A simple fourth order propagator based on the Magnus expansion in the Liouville space: Application to a $\Lambda$-system and assessment of the rotating wave approximation

TL;DR

This paper develops a simple fourth-order Magnus expansion-based propagator for quantum dynamics in Liouville space, assesses the rotating wave approximation's accuracy, and benchmarks the method against higher-order and other algorithms.

Contribution

It introduces a new 4th order propagator in Liouville space, including commutator-free versions, and evaluates RWA validity in driven $\Lambda$-systems with open-system effects.

Findings

RWA performs well for weak and resonant fields

Errors increase with stronger and non-resonant fields

Bath presence reduces RWA errors in open systems

Abstract

A simple 4th order propagator [Ture and Jang, {\it J. Phys. Chem. A.} {\bf 128}, 2871 (2024)] based on the Magnus expansion (ME) is extended to the Liouville space for both closed-system and Lindbladian open-system quantum dynamics. For both dynamics, commutator free versions of 4th order propagators are provided as well.
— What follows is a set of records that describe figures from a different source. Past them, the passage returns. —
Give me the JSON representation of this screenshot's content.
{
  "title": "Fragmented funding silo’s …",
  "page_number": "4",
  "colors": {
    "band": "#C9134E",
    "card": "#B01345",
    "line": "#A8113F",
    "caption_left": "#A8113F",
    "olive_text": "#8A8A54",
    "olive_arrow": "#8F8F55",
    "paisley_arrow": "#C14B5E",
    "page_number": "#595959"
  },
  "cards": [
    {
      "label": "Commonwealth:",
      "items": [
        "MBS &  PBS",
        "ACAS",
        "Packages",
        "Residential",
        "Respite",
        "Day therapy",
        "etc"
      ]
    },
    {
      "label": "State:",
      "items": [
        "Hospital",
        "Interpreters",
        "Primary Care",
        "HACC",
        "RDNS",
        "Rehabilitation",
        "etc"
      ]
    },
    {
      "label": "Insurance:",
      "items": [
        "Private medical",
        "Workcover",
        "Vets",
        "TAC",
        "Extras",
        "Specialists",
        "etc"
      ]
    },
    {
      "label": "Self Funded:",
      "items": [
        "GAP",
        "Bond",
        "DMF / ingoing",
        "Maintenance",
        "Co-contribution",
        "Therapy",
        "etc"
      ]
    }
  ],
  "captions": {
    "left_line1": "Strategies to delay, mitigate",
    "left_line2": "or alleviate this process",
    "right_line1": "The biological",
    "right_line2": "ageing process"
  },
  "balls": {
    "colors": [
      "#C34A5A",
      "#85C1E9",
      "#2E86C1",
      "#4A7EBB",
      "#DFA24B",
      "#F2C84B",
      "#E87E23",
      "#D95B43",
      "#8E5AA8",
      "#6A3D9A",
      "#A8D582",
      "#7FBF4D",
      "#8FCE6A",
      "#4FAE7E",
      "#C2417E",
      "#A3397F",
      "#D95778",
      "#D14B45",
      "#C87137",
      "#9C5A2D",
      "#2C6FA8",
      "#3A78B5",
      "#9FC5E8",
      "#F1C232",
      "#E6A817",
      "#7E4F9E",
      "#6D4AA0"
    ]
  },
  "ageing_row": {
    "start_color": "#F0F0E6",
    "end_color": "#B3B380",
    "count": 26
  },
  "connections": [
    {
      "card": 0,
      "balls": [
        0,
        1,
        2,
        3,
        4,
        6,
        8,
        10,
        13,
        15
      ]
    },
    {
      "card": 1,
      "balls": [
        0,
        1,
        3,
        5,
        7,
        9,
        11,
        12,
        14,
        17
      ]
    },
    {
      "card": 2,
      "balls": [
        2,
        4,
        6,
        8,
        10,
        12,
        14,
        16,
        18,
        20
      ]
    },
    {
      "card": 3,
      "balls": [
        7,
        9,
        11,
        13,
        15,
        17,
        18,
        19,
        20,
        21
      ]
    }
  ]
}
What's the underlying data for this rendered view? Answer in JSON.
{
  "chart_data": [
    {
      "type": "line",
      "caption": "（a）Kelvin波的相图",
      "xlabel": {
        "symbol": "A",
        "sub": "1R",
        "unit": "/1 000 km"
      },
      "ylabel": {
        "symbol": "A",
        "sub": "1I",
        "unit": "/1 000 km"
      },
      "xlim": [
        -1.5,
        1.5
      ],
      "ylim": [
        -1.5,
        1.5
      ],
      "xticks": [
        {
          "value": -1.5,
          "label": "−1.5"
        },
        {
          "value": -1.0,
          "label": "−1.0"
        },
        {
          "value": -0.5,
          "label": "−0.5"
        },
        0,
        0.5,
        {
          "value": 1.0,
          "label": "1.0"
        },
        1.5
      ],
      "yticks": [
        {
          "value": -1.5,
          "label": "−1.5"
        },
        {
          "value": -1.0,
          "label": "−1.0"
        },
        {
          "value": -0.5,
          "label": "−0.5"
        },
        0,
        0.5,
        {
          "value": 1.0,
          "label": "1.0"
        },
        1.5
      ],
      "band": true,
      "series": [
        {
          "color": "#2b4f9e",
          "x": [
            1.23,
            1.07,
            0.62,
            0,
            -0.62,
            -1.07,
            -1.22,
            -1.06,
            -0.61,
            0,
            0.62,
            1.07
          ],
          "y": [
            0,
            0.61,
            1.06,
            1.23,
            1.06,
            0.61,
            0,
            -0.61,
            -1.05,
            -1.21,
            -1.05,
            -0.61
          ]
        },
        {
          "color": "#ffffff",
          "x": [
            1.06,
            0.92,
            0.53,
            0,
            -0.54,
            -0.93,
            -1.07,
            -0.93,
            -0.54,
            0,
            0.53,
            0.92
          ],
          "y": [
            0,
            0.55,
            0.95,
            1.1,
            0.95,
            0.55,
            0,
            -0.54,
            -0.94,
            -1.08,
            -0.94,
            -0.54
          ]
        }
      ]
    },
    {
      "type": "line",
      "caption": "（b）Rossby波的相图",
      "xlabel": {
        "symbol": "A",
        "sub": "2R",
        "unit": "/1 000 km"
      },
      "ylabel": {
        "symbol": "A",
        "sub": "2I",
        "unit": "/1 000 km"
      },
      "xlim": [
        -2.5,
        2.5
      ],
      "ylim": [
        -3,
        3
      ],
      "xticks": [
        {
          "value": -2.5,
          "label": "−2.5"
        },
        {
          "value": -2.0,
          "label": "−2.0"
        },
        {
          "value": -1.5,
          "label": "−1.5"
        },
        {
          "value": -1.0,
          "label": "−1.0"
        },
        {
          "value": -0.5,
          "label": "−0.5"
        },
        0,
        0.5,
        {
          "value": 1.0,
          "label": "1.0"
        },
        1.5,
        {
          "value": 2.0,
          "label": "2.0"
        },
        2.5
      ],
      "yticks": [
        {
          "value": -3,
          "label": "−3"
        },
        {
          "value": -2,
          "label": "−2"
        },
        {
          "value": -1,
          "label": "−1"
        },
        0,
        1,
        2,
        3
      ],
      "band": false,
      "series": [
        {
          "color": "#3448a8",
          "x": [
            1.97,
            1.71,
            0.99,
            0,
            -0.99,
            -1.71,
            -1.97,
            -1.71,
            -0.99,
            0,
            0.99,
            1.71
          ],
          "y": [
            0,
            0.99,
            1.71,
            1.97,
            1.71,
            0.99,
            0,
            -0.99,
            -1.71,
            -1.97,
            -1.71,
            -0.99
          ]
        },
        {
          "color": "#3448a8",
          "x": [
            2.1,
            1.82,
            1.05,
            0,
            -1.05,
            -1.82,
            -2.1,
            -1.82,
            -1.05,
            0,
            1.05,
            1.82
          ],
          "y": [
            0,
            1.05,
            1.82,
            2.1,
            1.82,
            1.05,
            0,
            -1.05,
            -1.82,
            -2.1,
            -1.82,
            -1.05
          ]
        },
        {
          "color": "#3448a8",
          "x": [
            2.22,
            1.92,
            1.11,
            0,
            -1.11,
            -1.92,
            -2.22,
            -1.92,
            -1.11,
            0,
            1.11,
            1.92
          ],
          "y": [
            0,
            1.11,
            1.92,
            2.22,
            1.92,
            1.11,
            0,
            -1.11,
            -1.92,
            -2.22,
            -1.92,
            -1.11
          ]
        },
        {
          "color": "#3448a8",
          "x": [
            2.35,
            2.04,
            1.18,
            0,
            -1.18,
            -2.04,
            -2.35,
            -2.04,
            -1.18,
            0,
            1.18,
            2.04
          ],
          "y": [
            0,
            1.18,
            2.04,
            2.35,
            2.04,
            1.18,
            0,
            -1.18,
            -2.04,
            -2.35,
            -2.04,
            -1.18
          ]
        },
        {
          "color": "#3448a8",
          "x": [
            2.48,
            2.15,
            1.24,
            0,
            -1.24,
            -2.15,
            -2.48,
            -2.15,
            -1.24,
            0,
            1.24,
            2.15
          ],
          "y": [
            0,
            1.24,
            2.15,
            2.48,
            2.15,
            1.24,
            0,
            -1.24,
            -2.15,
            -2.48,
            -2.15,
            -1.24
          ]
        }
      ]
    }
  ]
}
These propagators are then applied to the dynamics of a driven $\Lambda$-system, where Lindblad terms represent the effect of a photonic bath. For both dynamics, the accuracy of the rotating wave approximation (RWA) for the matter-radiation interaction is assessed. We confirmed reasonable performance of RWA for weak and resonant fields. However, small errors appear for moderate fields and substantial errors can be found for strong fields where coherent population trapping can still be expected. We also found that the presence of bath for open system quantum dynamics consistently reduces the errors of the RWA. These results provide a quantitative information on how the RWA breaks down beyond weak field or for non-resonant cases. Major results are benchmarked against results of our 6th order ME-based propagator. We also provide numerical comparison of our algorithms with other 4th order algorithms for the $\Lambda$-system. These confirm reasonable performance of our simple propagators and the improvement gained through commutator-free expressions.